Kil-Lor nodded and said, “I can finish up. You are needed in space. I see the signs of a craft in peril from an asteroid storm.”
Clark Junior stared upward and agreed. “Thanks. Got to fly!” As Superboy, he raced off to help the distant craft, leaving the older man alone.
The lad shares the heroic idealism of his father, thought Kil-Lor. I like that. Once I would have mocked such selflessness.
At that moment, he heard a whine of a high-pitched alarm. His keen gray eyes narrowed in concern. The boy is busy, as is Clark, he mused. Perhaps I could respond to this siren. What could possibly challenge an old warrior like me?
He jumped upward and flew at super-speed across the country until he reached an isolated mountain peak in Colorado. He frowned as he uncovered a gleaming, top-like device. “Odd, the small device emits the siren. This is nothing more than a trap!” he said as he whirled around to see a squad of uniformed men.
“You aren’t the victims we sought, but you’ll do,” said the squad leader. “Our equipment shows you to be a Kryptonian.”
“You thought to lure Superman or Power Girl here. You’ll find you bit off more than you can chew!” scowled the warrior. He slapped his hands together, and the sheer shockwave he created sent the nearest row of troops tumbling down the slope.
Another trooper fired a long rifle and laughed as red solar energy lanced out to envelop the silver-haired soldier. “Now, while I can focus the red solar energy upon him, drug him!” he shouted.
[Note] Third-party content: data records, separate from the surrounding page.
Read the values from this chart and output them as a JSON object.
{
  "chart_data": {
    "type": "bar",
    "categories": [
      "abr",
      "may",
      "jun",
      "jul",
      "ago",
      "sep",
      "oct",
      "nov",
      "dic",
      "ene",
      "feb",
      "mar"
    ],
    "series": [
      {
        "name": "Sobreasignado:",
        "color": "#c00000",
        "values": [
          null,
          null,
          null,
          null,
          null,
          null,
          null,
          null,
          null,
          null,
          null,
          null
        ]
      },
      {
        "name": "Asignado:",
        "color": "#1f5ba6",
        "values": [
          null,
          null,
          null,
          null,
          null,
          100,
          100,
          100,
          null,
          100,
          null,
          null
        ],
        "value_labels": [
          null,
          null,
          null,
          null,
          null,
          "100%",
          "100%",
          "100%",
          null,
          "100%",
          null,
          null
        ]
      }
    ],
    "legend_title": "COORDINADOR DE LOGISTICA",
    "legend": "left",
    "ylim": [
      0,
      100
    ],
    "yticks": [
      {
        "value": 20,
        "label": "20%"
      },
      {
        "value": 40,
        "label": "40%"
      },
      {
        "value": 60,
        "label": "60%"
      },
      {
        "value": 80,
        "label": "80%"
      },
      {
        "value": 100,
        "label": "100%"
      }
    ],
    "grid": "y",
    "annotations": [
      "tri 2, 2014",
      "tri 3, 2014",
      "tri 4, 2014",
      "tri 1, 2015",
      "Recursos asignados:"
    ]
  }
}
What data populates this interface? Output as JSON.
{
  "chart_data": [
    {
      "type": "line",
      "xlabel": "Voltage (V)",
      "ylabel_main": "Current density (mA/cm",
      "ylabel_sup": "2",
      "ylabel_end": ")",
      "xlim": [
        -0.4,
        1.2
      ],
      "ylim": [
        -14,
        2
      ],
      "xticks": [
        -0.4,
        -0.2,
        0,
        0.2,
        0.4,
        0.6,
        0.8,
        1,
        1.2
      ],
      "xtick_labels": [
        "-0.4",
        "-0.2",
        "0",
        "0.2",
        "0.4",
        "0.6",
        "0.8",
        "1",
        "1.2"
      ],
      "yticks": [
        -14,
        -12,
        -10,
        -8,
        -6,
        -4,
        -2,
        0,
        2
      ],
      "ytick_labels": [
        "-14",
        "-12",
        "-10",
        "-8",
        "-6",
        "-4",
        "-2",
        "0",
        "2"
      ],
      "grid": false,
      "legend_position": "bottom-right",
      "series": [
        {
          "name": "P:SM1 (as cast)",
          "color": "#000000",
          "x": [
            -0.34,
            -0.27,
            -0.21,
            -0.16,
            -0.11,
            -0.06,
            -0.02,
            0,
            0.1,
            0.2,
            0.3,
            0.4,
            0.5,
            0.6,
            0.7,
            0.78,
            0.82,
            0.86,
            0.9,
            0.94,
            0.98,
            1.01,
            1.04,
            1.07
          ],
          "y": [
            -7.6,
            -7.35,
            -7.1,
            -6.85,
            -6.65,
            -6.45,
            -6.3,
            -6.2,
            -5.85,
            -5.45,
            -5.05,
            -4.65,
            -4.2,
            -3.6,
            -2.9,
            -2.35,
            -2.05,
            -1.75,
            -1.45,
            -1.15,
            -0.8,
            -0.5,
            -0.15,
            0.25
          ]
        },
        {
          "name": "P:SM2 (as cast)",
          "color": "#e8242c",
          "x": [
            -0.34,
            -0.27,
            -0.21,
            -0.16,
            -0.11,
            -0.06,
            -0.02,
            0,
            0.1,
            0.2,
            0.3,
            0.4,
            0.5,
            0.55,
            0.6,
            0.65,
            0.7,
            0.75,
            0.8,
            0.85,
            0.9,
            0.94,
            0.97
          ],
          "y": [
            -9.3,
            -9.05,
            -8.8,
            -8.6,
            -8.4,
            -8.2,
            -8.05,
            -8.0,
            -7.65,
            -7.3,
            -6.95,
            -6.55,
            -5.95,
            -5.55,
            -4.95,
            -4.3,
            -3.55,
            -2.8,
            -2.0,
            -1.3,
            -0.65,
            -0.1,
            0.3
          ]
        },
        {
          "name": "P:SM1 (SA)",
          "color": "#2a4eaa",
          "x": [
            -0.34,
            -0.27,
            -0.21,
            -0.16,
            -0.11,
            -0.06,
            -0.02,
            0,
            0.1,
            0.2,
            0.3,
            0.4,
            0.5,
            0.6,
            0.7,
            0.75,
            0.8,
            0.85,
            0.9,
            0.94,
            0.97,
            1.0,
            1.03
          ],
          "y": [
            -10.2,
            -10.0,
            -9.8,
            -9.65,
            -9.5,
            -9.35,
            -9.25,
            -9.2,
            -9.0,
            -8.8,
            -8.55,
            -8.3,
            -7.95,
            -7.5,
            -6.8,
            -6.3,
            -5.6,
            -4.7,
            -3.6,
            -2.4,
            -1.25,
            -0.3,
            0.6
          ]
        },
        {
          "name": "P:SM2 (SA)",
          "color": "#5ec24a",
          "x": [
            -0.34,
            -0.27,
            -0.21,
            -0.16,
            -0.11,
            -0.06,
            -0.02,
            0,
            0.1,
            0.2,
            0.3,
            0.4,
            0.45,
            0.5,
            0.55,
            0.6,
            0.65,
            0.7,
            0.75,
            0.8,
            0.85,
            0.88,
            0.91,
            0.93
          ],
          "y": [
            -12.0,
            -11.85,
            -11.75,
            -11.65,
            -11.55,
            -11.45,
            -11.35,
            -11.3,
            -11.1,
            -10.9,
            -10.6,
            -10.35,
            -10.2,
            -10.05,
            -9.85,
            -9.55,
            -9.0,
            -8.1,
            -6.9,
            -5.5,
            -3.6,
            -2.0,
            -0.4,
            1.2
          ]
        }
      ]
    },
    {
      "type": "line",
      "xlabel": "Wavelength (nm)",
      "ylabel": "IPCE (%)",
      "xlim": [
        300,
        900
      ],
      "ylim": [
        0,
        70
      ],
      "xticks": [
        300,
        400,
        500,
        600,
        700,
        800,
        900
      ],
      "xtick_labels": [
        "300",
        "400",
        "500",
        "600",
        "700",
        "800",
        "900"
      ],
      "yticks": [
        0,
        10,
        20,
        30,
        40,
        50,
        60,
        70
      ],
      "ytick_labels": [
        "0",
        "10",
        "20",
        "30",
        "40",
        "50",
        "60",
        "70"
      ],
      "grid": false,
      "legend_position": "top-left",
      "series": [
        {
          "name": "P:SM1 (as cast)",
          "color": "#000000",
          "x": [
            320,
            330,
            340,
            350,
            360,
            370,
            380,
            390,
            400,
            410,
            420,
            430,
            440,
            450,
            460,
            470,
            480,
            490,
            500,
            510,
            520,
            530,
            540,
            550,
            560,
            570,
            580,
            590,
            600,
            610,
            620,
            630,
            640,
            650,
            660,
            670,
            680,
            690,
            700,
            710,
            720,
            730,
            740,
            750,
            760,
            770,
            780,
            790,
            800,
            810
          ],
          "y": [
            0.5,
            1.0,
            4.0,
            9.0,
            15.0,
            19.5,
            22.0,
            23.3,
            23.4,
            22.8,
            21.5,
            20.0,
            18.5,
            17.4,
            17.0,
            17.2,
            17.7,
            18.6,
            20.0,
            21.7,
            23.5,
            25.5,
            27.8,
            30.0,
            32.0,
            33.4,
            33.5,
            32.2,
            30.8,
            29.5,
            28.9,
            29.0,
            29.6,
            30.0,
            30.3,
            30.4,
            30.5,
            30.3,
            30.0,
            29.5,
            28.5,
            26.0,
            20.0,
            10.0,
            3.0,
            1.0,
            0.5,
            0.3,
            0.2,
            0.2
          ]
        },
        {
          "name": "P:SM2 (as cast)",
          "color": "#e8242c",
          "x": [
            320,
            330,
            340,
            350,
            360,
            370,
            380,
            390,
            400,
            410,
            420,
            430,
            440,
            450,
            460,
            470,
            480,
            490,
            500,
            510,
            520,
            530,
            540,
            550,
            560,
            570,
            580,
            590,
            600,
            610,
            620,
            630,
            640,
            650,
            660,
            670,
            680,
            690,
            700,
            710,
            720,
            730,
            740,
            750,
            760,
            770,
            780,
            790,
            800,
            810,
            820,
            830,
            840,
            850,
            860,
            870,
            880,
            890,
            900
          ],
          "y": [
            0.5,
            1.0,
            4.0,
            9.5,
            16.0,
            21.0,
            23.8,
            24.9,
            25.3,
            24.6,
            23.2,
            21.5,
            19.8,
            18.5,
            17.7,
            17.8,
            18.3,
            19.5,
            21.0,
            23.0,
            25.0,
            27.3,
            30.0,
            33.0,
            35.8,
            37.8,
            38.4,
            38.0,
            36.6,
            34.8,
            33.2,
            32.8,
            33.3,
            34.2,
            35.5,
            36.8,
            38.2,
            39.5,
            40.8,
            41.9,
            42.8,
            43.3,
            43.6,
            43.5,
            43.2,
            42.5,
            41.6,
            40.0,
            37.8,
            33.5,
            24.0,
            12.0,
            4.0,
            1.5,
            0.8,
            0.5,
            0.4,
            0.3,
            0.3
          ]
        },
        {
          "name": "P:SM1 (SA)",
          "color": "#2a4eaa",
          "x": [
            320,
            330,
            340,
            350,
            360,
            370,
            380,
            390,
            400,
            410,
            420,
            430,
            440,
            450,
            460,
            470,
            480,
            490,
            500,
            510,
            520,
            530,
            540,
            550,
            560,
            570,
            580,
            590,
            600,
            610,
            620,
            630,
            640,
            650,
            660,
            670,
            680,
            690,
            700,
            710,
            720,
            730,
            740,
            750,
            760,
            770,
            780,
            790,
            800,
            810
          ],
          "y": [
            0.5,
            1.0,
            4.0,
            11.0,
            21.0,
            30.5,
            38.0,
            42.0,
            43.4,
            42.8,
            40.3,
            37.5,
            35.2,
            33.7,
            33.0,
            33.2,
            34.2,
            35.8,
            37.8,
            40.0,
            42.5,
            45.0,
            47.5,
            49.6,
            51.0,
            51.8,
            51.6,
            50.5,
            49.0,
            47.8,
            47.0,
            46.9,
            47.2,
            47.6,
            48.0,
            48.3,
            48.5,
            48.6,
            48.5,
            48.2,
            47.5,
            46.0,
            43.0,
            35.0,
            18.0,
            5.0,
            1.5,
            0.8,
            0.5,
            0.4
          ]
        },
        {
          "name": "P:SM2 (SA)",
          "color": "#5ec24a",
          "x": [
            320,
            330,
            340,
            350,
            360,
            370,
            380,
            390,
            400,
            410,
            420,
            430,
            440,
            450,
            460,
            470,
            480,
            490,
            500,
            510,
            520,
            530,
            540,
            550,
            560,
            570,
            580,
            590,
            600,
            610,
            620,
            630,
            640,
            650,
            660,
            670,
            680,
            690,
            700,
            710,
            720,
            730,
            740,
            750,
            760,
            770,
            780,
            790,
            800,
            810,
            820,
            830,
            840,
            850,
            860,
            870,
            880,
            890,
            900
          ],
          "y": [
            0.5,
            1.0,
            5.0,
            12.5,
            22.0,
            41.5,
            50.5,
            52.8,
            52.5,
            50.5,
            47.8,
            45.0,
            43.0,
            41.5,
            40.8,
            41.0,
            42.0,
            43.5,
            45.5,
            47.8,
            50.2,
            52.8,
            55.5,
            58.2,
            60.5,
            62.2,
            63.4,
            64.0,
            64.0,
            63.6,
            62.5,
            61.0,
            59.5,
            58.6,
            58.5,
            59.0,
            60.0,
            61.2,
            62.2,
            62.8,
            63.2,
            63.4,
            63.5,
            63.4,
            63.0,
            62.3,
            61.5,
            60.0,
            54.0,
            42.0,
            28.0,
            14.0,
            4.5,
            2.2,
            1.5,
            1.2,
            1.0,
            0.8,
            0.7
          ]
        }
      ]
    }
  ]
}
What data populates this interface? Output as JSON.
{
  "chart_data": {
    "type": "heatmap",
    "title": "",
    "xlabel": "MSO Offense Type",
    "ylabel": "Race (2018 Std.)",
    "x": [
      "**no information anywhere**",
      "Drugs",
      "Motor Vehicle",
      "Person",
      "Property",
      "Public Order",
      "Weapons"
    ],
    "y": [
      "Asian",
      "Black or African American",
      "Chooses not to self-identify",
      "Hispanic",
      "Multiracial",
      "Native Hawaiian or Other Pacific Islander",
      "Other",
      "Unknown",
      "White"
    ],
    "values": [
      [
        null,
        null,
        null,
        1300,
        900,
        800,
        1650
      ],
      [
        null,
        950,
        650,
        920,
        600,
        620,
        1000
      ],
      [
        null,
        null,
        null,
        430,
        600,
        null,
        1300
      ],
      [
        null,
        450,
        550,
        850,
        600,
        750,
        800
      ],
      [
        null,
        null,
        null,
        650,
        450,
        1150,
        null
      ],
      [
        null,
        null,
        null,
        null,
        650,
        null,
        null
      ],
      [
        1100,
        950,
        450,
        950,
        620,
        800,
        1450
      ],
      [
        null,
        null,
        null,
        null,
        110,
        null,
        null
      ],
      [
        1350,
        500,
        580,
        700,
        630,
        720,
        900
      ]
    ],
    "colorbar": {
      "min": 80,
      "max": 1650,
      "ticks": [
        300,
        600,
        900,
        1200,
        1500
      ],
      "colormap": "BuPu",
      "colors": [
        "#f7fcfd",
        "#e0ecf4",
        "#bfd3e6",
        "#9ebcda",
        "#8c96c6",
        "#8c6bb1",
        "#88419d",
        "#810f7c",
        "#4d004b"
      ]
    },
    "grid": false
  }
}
The troops obeyed, and with precision fired tiny darts that struck the old man and brought him crashing down to earth.
“Good. The red energy sapped his powers just long enough for our drugs to work upon his alien metabolism,” said the squad leader. “He almost had us. The gun is empty now. Well, no matter. We have a Kryptonian.”
Back at Colonel Future’s headquarters, he stared at the stunned Kil-Lor with dismay. “I wanted to trap the girl,” he said. “Power Girl would have been a particularly delightful target. Using her for our experiment would have hurt my old foe even more than suffering the process himself. Still, if she was busy with some other case or out of the way, then we’ll be like Edison and improvise. Genius can work with what it is given. Remember that maxim, my boy.”
The Futurian nodded. “Yes, sir. I, too, would have enjoyed subjugating Power Girl. She stimulates me greatly.”
Colonel Future smirked coldly. “Steady, lad. Keep your mind on the mission ahead. I’d like you to kill this old man for me now. He is helpless and powerless. A simple and swift cutting of his throat will be best.”
The Futurian nodded and stepped over the fallen form of Kil-Lor. He pushed a button, and a sharp blade slid out of his purple and green armor. He coldheartedly used it to end the life of the man who had been both hero and villain on Krypton.
“Done and done. I was fearful that his invulnerability would have returned, but his cells were saturated with the red solar energy for just long enough,” said the Futurian. “Rest in peace while you can, old boy!”